O caso, porém, tomou outro rumo quando o relator do processo, o desembargador federal João Carlos Mayer Soares, passou a analisar os documentos apresentados pelas duas partes.
Documentos contradizem versão do Incra
Ao examinar os autos, o magistrado constatou que a própria autarquia havia incluído um dos integrantes da família na lista de beneficiários aprovados para o assentamento. Ou seja, o órgão que pedia a retirada da família havia, em algum momento, reconhecido a pessoa como futura moradora legítima da área.
Além disso, ficou demonstrado que a família ocupava o terreno há muitos anos, trabalhava a terra de forma produtiva e havia tentado regularizar a situação junto aos órgãos competentes — atitudes que contradizem diretamente a acusação de má-fé.
Sem prova de “posse injusta”, pedido não se sustentou
Para que o Incra tivesse êxito na ação, seria necessário comprovar a chamada “posse injusta” — conceito jurídico que caracteriza uma ocupação obtida de forma violenta, clandestina ou precária. Segundo o desembargador, essa prova simplesmente não existia nos autos.

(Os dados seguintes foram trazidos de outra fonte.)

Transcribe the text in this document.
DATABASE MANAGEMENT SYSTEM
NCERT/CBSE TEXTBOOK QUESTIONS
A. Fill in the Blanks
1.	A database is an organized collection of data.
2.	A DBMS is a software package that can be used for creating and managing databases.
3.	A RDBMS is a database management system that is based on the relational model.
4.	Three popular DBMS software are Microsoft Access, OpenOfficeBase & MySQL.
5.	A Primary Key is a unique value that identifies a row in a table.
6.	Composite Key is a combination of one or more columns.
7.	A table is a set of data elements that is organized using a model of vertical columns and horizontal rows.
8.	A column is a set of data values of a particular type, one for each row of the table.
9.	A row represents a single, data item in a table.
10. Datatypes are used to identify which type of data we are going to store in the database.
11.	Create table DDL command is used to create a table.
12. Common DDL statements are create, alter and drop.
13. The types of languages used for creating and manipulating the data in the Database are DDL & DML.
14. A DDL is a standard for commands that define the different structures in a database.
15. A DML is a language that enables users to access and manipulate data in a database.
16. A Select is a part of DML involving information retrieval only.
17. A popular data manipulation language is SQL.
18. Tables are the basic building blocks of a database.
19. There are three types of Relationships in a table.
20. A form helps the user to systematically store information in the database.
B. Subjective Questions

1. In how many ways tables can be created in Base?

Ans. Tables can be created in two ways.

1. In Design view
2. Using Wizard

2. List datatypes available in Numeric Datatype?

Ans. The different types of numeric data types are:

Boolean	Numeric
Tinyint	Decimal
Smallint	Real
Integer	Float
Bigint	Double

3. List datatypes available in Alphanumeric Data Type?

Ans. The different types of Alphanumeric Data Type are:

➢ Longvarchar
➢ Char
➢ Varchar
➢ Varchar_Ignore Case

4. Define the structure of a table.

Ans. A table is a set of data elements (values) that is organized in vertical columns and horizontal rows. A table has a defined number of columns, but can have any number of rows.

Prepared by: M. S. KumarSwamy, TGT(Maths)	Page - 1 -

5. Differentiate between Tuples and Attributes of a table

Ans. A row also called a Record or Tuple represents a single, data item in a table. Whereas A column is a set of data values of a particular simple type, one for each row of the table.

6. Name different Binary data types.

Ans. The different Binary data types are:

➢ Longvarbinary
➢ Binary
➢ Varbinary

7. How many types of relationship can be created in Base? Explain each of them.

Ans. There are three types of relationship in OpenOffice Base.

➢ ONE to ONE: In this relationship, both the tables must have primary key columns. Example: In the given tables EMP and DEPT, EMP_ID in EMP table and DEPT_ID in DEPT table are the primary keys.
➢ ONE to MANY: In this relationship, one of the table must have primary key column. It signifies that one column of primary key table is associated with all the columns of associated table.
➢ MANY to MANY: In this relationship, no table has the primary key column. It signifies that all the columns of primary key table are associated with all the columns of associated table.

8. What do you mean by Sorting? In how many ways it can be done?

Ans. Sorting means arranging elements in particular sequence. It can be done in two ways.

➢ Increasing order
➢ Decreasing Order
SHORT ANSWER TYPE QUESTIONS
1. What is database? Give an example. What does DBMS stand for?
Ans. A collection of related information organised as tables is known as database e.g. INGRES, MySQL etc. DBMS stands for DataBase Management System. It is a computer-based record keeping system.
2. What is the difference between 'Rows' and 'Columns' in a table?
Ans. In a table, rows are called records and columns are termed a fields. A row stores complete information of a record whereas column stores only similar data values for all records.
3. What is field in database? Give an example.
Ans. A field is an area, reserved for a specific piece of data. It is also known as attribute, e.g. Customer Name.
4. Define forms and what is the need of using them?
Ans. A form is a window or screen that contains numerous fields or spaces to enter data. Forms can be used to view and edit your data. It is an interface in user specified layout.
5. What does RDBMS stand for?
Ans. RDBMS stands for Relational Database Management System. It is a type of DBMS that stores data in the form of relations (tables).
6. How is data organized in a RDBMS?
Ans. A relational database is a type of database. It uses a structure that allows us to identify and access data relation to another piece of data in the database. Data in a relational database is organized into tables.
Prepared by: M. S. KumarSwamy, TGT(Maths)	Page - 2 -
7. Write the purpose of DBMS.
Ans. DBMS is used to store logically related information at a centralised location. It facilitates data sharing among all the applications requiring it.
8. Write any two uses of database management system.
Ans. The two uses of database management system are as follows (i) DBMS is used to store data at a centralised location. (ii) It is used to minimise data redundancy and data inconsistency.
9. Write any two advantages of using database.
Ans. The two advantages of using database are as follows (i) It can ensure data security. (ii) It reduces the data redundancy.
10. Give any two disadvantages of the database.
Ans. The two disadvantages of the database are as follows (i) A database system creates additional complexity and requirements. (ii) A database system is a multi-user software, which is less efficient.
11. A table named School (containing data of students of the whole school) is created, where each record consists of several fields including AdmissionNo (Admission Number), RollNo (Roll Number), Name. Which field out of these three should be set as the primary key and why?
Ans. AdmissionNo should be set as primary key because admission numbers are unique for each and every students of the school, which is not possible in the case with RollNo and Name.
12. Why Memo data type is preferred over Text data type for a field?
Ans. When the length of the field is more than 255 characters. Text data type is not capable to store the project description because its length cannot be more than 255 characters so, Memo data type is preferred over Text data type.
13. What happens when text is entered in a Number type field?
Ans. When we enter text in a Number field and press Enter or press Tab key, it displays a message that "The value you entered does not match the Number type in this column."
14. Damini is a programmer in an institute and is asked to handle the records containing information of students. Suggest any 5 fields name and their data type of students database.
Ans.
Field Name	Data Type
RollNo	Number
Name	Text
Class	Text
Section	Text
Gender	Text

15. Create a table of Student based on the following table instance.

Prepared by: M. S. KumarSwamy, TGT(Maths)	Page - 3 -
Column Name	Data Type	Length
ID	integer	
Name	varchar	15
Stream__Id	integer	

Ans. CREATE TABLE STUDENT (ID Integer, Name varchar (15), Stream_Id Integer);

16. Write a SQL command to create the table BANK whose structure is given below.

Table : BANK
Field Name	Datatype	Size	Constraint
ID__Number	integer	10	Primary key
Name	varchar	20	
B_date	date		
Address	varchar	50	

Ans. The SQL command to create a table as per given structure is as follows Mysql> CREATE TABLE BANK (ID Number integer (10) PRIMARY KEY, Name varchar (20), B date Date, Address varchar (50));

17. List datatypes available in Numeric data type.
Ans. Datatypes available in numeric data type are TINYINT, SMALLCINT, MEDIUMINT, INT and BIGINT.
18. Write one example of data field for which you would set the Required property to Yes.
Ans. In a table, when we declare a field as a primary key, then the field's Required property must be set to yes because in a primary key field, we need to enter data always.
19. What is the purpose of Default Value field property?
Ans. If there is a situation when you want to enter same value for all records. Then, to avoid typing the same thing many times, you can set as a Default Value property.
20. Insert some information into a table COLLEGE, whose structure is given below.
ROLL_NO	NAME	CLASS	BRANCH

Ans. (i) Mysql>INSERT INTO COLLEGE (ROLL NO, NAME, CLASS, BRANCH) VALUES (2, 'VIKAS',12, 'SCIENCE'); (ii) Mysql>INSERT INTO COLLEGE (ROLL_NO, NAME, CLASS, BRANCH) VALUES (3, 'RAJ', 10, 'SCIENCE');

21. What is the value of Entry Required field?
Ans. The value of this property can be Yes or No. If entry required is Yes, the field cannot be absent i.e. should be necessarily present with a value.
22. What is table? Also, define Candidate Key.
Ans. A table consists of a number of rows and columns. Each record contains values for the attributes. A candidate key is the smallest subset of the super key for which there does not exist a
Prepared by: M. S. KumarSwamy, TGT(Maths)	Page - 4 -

O relator também afastou outro argumento do Incra: o de que a área estaria localizada em zona de reserva legal. Para o magistrado, o órgão não apresentou evidências suficientes para sustentar essa tese.

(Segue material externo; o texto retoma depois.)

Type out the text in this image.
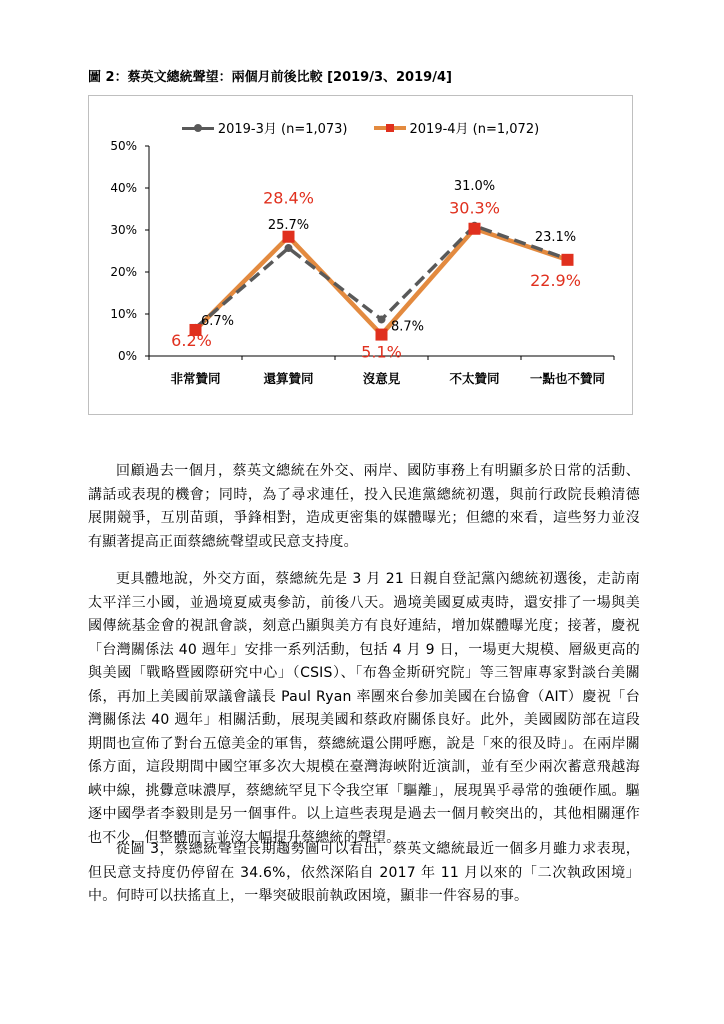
圖 2：蔡英文總統聲望：兩個月前後比較 [2019/3、2019/4]
2019-3月 (n=1,073)	2019-4月 (n=1,072)
0%
10%
20%
30%
40%
50%
非常贊同	還算贊同	沒意見	不太贊同 一點也不贊同
6.7%
25.7%
8.7%
31.0%
23.1%
6.2%
28.4%
5.1%
30.3%
22.9%

回顧過去一個月，蔡英文總統在外交、兩岸、國防事務上有明顯多於日常的活動、講話或表現的機會；同時，為了尋求連任，投入民進黨總統初選，與前行政院長賴清德展開競爭，互別苗頭，爭鋒相對，造成更密集的媒體曝光；但總的來看，這些努力並沒有顯著提高正面蔡總統聲望或民意支持度。

更具體地說，外交方面，蔡總統先是 3 月 21 日親自登記黨內總統初選後，走訪南太平洋三小國，並過境夏威夷參訪，前後八天。過境美國夏威夷時，還安排了一場與美國傳統基金會的視訊會談，刻意凸顯與美方有良好連結，增加媒體曝光度；接著，慶祝「台灣關係法 40 週年」安排一系列活動，包括 4 月 9 日，一場更大規模、層級更高的與美國「戰略暨國際研究中心」（CSIS）、「布魯金斯研究院」等三智庫專家對談台美關係，再加上美國前眾議會議長 Paul Ryan 率團來台參加美國在台協會（AIT）慶祝「台灣關係法 40 週年」相關活動，展現美國和蔡政府關係良好。此外，美國國防部在這段期間也宣佈了對台五億美金的軍售，蔡總統還公開呼應，說是「來的很及時」。在兩岸關係方面，這段期間中國空軍多次大規模在臺灣海峽附近演訓，並有至少兩次蓄意飛越海峽中線，挑釁意味濃厚，蔡總統罕見下令我空軍「驅離」，展現異乎尋常的強硬作風。驅逐中國學者李毅則是另一個事件。以上這些表現是過去一個月較突出的，其他相關運作也不少，但整體而言並沒大幅提升蔡總統的聲望。

從圖 3，蔡總統聲望長期趨勢圖可以看出，蔡英文總統最近一個多月雖力求表現，但民意支持度仍停留在 34.6%，依然深陷自 2017 年 11 月以來的「二次執政困境」中。何時可以扶搖直上，一舉突破眼前執政困境，顯非一件容易的事。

Tribunal aponta caminho administrativo como solução
Na conclusão de seu voto, o desembargador foi direto: usar a Justiça para forçar a saída de uma família que pode ter sua situação regularizada por vias administrativas seria um contrassenso. Em outras palavras, havendo solução legal dentro da própria estrutura do Estado, não faz sentido acionar o Judiciário para promover uma desocupação forçada.
A decisão foi acompanhada por todos os integrantes da 6ª Turma, sem qualquer divergência.

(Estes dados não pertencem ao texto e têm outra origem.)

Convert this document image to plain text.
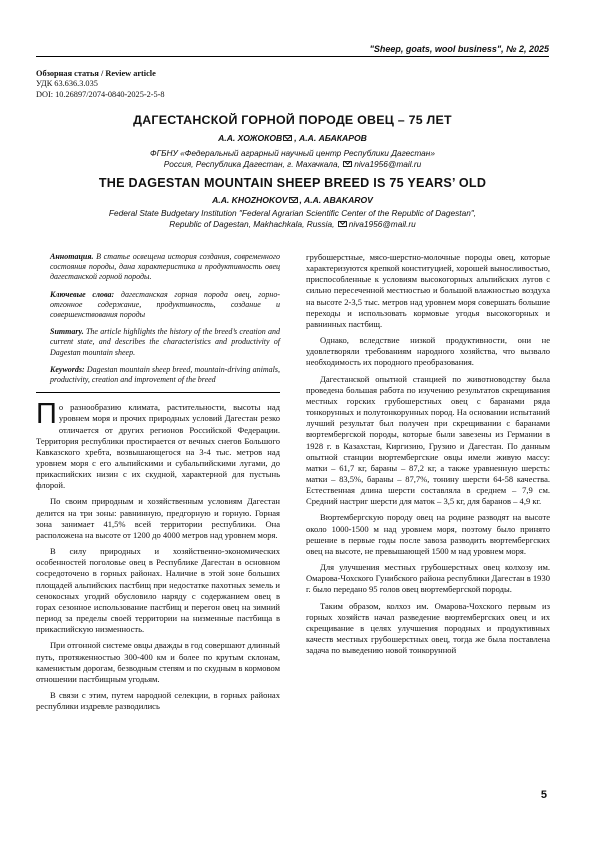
"Sheep, goats, wool business", № 2, 2025
Обзорная статья / Review article
УДК 63.636.3.035
DOI: 10.26897/2074-0840-2025-2-5-8
ДАГЕСТАНСКОЙ ГОРНОЙ ПОРОДЕ ОВЕЦ – 75 ЛЕТ
А.А. ХОЖОКОВ , А.А. АБАКАРОВ
ФГБНУ «Федеральный аграрный научный центр Республики Дагестан»
Россия, Республика Дагестан, г. Махачкала, niva1956@mail.ru
THE DAGESTAN MOUNTAIN SHEEP BREED IS 75 YEARS’ OLD
A.A. KHOZHOKOV , A.A. ABAKAROV
Federal State Budgetary Institution "Federal Agrarian Scientific Center of the Republic of Dagestan",
Republic of Dagestan, Makhachkala, Russia, niva1956@mail.ru

Аннотация. В статье освещена история создания, современного состояния породы, дана характеристика и продуктивность овец дагестанской горной породы.

Ключевые слова: дагестанская горная порода овец, горно-отгонное содержание, продуктивность, создание и совершенствования породы

Summary. The article highlights the history of the breed’s creation and current state, and describes the characteristics and productivity of Dagestan mountain sheep.

Keywords: Dagestan mountain sheep breed, mountain-driving animals, productivity, creation and improvement of the breed

По разнообразию климата, растительности, высоты над уровнем моря и прочих природных условий Дагестан резко отличается от других регионов Российской Федерации. Территория республики простирается от вечных снегов Большого Кавказского хребта, возвышающегося на 3-4 тыс. метров над уровнем моря с его альпийскими и субальпийскими лугами, до прикаспийских низин с их скудной, характерной для пустынь флорой.

По своим природным и хозяйственным условиям Дагестан делится на три зоны: равнинную, предгорную и горную. Горная зона занимает 41,5% всей территории республики. Она расположена на высоте от 1200 до 4000 метров над уровнем моря.

В силу природных и хозяйственно-экономических особенностей поголовье овец в Республике Дагестан в основном сосредоточено в горных районах. Наличие в этой зоне больших площадей альпийских пастбищ при недостатке пахотных земель и сенокосных угодий обусловило наряду с содержанием овец в горах сезонное использование пастбищ и перегон овец на зимний период за пределы своей территории на низменные пастбища в прикаспийскую низменность.

При отгонной системе овцы дважды в год совершают длинный путь, протяженностью 300-400 км и более по крутым склонам, каменистым дорогам, безводным степям и по скудным в кормовом отношении пастбищным угодьям.

В связи с этим, путем народной селекции, в горных районах республики издревле разводились

грубошерстные, мясо-шерстно-молочные породы овец, которые характеризуются крепкой конституцией, хорошей выносливостью, приспособленные к условиям высокогорных альпийских лугов с сильно пересеченной местностью и большой влажностью воздуха на высоте 2-3,5 тыс. метров над уровнем моря совершать большие переходы и использовать кормовые угодья высокогорных и равнинных пастбищ.

Однако, вследствие низкой продуктивности, они не удовлетворяли требованиям народного хозяйства, что вызвало необходимость их породного преобразования.

Дагестанской опытной станцией по животноводству была проведена большая работа по изучению результатов скрещивания местных горских грубошерстных овец с баранами ряда тонкорунных и полутонкорунных пород. На основании испытаний лучший результат был получен при скрещивании с баранами вюртембергской породы, которые были завезены из Германии в 1928 г. в Казахстан, Киргизию, Грузию и Дагестан. По данным опытной станции вюртембергские овцы имели живую массу: матки – 61,7 кг, бараны – 87,2 кг, а также уравненную шерсть: матки – 83,5%, бараны – 87,7%, тонину шерсти 64-58 качества. Естественная длина шерсти составляла в среднем – 7,9 см. Средний настриг шерсти для маток – 3,5 кг, для баранов – 4,9 кг.

Вюртембергскую породу овец на родине разводят на высоте около 1000-1500 м над уровнем моря, поэтому было принято решение в первые годы после завоза разводить вюртембергских овец на высоте, не превышающей 1500 м над уровнем моря.

Для улучшения местных грубошерстных овец колхозу им. Омарова-Чохского Гунибского района республики Дагестан в 1930 г. было передано 95 голов овец вюртембергской породы.

Таким образом, колхоз им. Омарова-Чохского первым из горных хозяйств начал разведение вюртембергских овец и их скрещивание в целях улучшения породных и продуктивных качеств местных грубошерстных овец, тогда же была поставлена задача по выведению новой тонкорунной

5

O que essa decisão significa na prática
O caso ilustra um conflito comum em assentamentos rurais brasileiros: famílias que ocupam áreas por anos, trabalham a terra e buscam regularização, mas acabam enfrentando ações judiciais do próprio órgão responsável pela reforma agrária. A decisão do TRF1 reforça que a Justiça deve considerar o histórico real da ocupação — e não apenas a formalidade do pedido — antes de determinar a saída de agricultores de suas terras.